Alexandra took a deep breath. “I am Alexandra Belarus,” she said. “And I am your maker. I’m responsible for this. Thanks to the magic practiced by older generations of my family—Spellmasonry—I accidentally drew you and others like you into these forms. Now Manhattan’s got so much
grotesque
activity, it’s made the news every night since my spell went awry. All of this running around is me trying to clean up a situation that’s already gone way too public.”

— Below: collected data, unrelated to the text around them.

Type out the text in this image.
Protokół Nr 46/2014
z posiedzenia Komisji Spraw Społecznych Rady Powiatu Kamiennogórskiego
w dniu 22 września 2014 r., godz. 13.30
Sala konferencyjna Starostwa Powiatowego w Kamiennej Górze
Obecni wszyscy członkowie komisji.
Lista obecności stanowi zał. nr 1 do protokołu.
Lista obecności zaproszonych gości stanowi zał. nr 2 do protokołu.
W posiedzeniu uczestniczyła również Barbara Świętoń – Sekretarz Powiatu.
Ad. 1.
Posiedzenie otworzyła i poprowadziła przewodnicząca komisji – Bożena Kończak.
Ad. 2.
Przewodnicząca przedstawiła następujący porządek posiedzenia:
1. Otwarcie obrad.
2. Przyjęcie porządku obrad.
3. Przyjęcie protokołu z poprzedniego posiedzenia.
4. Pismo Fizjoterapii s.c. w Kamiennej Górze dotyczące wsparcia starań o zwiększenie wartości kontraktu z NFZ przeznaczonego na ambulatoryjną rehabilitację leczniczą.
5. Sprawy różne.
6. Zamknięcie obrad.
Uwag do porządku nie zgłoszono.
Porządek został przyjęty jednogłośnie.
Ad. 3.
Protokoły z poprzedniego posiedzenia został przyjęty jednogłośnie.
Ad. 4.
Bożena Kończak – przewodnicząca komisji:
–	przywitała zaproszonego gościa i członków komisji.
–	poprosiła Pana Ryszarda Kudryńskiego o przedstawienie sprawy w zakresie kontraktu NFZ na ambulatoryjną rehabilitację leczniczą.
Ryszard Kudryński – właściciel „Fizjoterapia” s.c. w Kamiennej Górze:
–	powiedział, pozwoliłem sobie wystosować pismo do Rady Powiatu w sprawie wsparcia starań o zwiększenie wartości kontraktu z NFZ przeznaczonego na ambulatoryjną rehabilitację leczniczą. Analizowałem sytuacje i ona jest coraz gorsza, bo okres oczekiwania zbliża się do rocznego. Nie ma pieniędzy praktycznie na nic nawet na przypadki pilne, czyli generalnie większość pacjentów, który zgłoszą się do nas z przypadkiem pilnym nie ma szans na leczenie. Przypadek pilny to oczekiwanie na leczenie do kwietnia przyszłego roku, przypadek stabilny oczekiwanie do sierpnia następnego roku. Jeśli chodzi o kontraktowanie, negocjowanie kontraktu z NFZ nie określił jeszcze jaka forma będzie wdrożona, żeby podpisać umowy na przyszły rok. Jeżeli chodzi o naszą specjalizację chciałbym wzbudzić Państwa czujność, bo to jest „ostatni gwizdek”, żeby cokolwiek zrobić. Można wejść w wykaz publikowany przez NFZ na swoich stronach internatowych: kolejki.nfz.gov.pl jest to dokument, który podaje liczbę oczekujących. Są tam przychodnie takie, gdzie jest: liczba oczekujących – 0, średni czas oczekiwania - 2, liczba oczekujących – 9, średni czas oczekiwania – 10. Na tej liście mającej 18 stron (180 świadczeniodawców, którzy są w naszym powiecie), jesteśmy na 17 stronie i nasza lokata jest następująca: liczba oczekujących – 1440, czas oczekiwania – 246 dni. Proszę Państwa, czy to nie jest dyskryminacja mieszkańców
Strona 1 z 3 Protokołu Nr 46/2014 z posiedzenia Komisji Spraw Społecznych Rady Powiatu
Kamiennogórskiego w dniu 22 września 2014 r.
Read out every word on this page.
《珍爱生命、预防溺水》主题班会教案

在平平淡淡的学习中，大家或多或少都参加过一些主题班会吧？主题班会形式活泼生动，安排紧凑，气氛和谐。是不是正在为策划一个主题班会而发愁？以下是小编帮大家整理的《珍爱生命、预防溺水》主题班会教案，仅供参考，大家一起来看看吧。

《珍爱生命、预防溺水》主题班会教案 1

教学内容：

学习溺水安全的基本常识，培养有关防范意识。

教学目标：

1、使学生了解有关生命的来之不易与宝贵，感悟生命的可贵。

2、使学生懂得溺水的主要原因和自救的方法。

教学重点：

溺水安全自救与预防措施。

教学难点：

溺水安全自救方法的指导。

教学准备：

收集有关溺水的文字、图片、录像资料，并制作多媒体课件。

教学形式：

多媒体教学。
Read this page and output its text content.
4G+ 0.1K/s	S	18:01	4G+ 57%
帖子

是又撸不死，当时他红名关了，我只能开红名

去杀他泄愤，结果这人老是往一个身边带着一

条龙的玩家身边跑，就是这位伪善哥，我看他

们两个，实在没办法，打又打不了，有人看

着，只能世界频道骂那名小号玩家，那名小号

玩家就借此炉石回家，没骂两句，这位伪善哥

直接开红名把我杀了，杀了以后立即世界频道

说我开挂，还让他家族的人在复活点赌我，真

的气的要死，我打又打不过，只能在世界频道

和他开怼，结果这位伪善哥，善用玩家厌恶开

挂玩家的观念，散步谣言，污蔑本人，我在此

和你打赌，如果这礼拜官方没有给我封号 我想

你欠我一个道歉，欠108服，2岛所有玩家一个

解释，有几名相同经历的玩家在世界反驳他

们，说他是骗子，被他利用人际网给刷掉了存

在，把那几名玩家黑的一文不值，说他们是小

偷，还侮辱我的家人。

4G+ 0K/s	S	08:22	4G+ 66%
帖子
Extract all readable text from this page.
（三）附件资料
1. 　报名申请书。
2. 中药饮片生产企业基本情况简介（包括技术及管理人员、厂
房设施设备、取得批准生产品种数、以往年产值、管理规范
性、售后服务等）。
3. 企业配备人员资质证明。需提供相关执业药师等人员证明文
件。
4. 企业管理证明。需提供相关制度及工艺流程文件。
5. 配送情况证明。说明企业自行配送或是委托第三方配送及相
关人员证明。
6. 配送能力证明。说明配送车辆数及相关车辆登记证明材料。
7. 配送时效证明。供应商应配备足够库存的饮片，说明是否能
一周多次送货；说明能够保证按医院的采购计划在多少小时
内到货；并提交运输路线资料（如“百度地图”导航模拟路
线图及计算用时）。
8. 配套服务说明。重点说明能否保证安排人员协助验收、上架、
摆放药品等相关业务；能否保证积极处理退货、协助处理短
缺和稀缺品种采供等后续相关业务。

The angel’s face filled with horror. “So you drew me out of Heaven and trapped me here?” he asked in shock.

“I do not believe so,” I answered. “After talking with many of our stone kind, I believe we are inhabited by disquieted spirits that have been unable for reasons I do not know to pass on to the afterlife.”

Red and blue lights flashed through the forest all around the Cloisters from the roads leading up to it.

Alexandra stood back up and looked to me.

“That’s the CliffsNotes version,” she said. “Satisfied? Now, Stanis, if you’ll do your part. Rory and I have to go. Like, now.”

“You’re hurt,” Emily said, pointing to the large amount of blood I had failed to notice along Alexandra’s left arm.

“I’m fine,” Alexandra said. “Not your problem.”

“We really should be going,” Aurora said, grabbing Alexandra by her good arm and starting for the forest.

I watched the two of them run for the tree line through intermittent flashes of red and blue light.

“We can discuss the alarming rate at which you are handing over these newly captured
grotesques
to me at a later date,” I called out after her. “Unlike your . . . CliffsNotes version, you called it? The way of the
grotesque
takes time when we bring an initiate to our ways.”

“Your ways?” the angel asked, looking up at me from the ground where he still lay.

“You will learn soon enough,” I said, “but trust me now when I say the time it takes is both for your protection and that of those around you.”

The bright white of headlights lit up the three of us as a male and female officer jumped free of the car, running toward us.

“Maron!” the female officer called out, her red hair pulled back and swaying wildly as she ran. “By the doors!”

“I see them, Rowland,” the man said, pulling a gun free from the jacket of his suit as he ran toward us.

“NYPD!” the woman shouted, pulling a gun of her own. “Freeze or we will open fire.”